Sale: CNG 73, Lot: 1049. Estimate $500. 
Closing Date: Wednesday, 13 September 2006. 
Sold For $500. This amount does not include the buyer’s fee.

Constantine IV Pogonatus. 668-685. Æ Follis (16.97 g, 6h). Constantinople mint, 4th officina. Struck circa 668-673. Helmeted facing bust, holding globus cruciger / Large M flanked by Heraclius and Tiberius, both holding globus cruciger; cross above; D//CON. DOC II 28d; MIB III 77; SB 1173. VF, heavy earthen patina, roughly cleaned. Rare.

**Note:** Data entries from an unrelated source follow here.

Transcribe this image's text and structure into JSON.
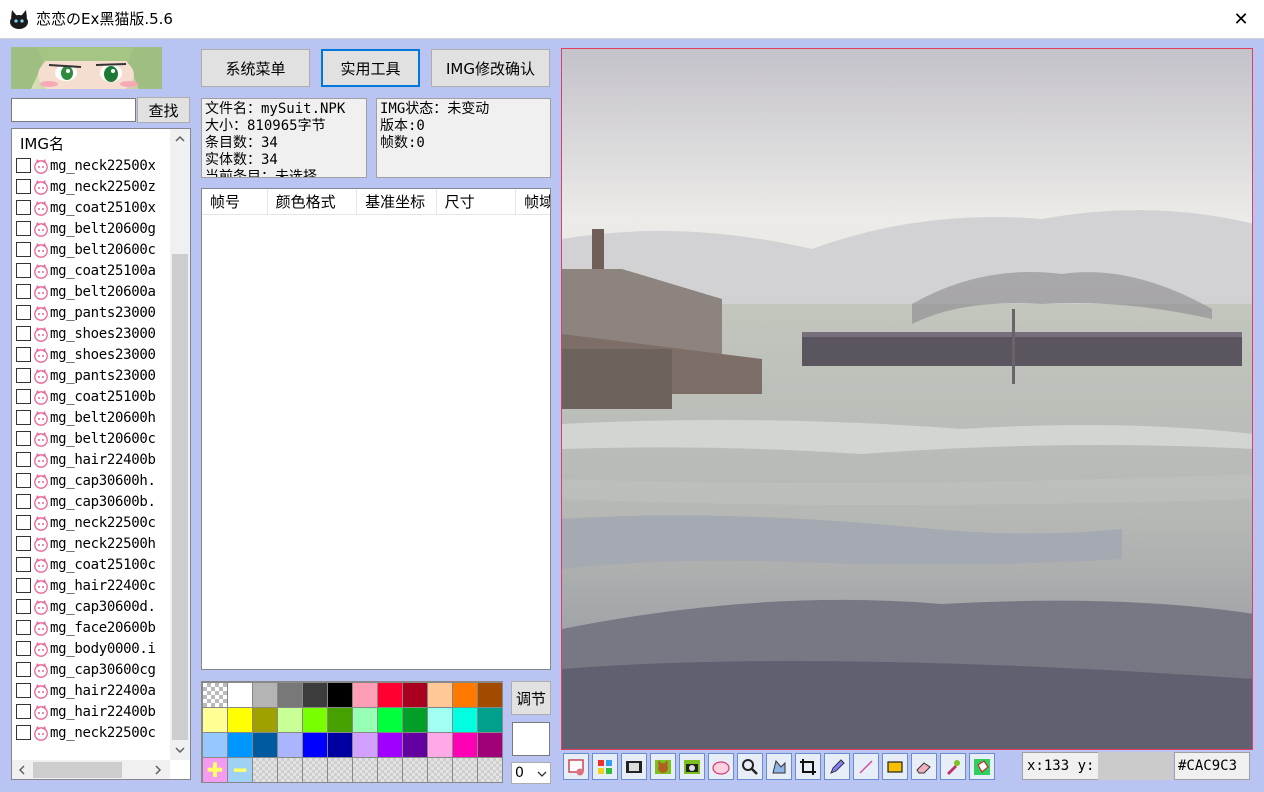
{
  "window": {
    "title": "恋恋のEx黑猫版.5.6",
    "close_symbol": "✕"
  },
  "search": {
    "value": "",
    "button_label": "查找"
  },
  "img_list": {
    "header": "IMG名",
    "items": [
      "mg_neck22500x",
      "mg_neck22500z",
      "mg_coat25100x",
      "mg_belt20600g",
      "mg_belt20600c",
      "mg_coat25100a",
      "mg_belt20600a",
      "mg_pants23000",
      "mg_shoes23000",
      "mg_shoes23000",
      "mg_pants23000",
      "mg_coat25100b",
      "mg_belt20600h",
      "mg_belt20600c",
      "mg_hair22400b",
      "mg_cap30600h.",
      "mg_cap30600b.",
      "mg_neck22500c",
      "mg_neck22500h",
      "mg_coat25100c",
      "mg_hair22400c",
      "mg_cap30600d.",
      "mg_face20600b",
      "mg_body0000.i",
      "mg_cap30600cg",
      "mg_hair22400a",
      "mg_hair22400b",
      "mg_neck22500c"
    ]
  },
  "toolbar_top": {
    "system_menu": "系统菜单",
    "tools": "实用工具",
    "img_confirm": "IMG修改确认"
  },
  "file_info": {
    "filename": "文件名：mySuit.NPK",
    "size": "大小：810965字节",
    "entries": "条目数：34",
    "entities": "实体数：34",
    "current": "当前条目：未选择"
  },
  "img_info": {
    "status": "IMG状态：未变动",
    "version": "版本:0",
    "frames": "帧数:0"
  },
  "frame_table": {
    "columns": [
      "帧号",
      "颜色格式",
      "基准坐标",
      "尺寸",
      "帧域"
    ]
  },
  "palette": {
    "colors": [
      "transparent",
      "#ffffff",
      "#b4b4b4",
      "#787878",
      "#3c3c3c",
      "#000000",
      "#ff9eb5",
      "#ff0030",
      "#a8001e",
      "#ffc896",
      "#ff7800",
      "#a04b00",
      "#ffff96",
      "#ffff00",
      "#a0a000",
      "#c8ff96",
      "#78ff00",
      "#46a000",
      "#96ffb4",
      "#00ff3c",
      "#00a028",
      "#a0fff0",
      "#00ffe0",
      "#00a08c",
      "#96c8ff",
      "#0096ff",
      "#005aa0",
      "#aab4ff",
      "#0000ff",
      "#0000a0",
      "#d2a0ff",
      "#a000ff",
      "#6400a0",
      "#ffaae6",
      "#ff00b4",
      "#a00078"
    ],
    "add_symbol": "✚",
    "remove_symbol": "━"
  },
  "adjust": {
    "button_label": "调节",
    "preview_color": "#ffffff",
    "frame_select_value": "0"
  },
  "status": {
    "coords": "x:133 y:",
    "color_hex": "#CAC9C3"
  },
  "tool_icons": [
    "image-settings-icon",
    "color-palette-icon",
    "film-strip-icon",
    "cat-icon",
    "camera-icon",
    "cloud-icon",
    "zoom-icon",
    "move-icon",
    "crop-icon",
    "pencil-icon",
    "line-icon",
    "rectangle-icon",
    "eraser-icon",
    "dropper-icon",
    "fill-bucket-icon"
  ]
}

From the Henry Chitwood Collection.

The dawn of the reign of Constantine IV saw the beginning of a brave attempt at coinage reform. Under the reign of his father, Constans II, the ubiquitous bronze follis had decayed into one of the most wretched coinages ever inflicted on a people. Constantine revalued the follis, making it fully equivalent to its ancestor—the first large bronze coin issued under Anastasius I almost two hundred years earlier. Constantine was able to maintain this heavy standard throughout his seventeen year reign, but the succession of Justinian II in 685 saw the immediate revocation of this reform, and the return of the shrunken, cut-down follis of yesteryear.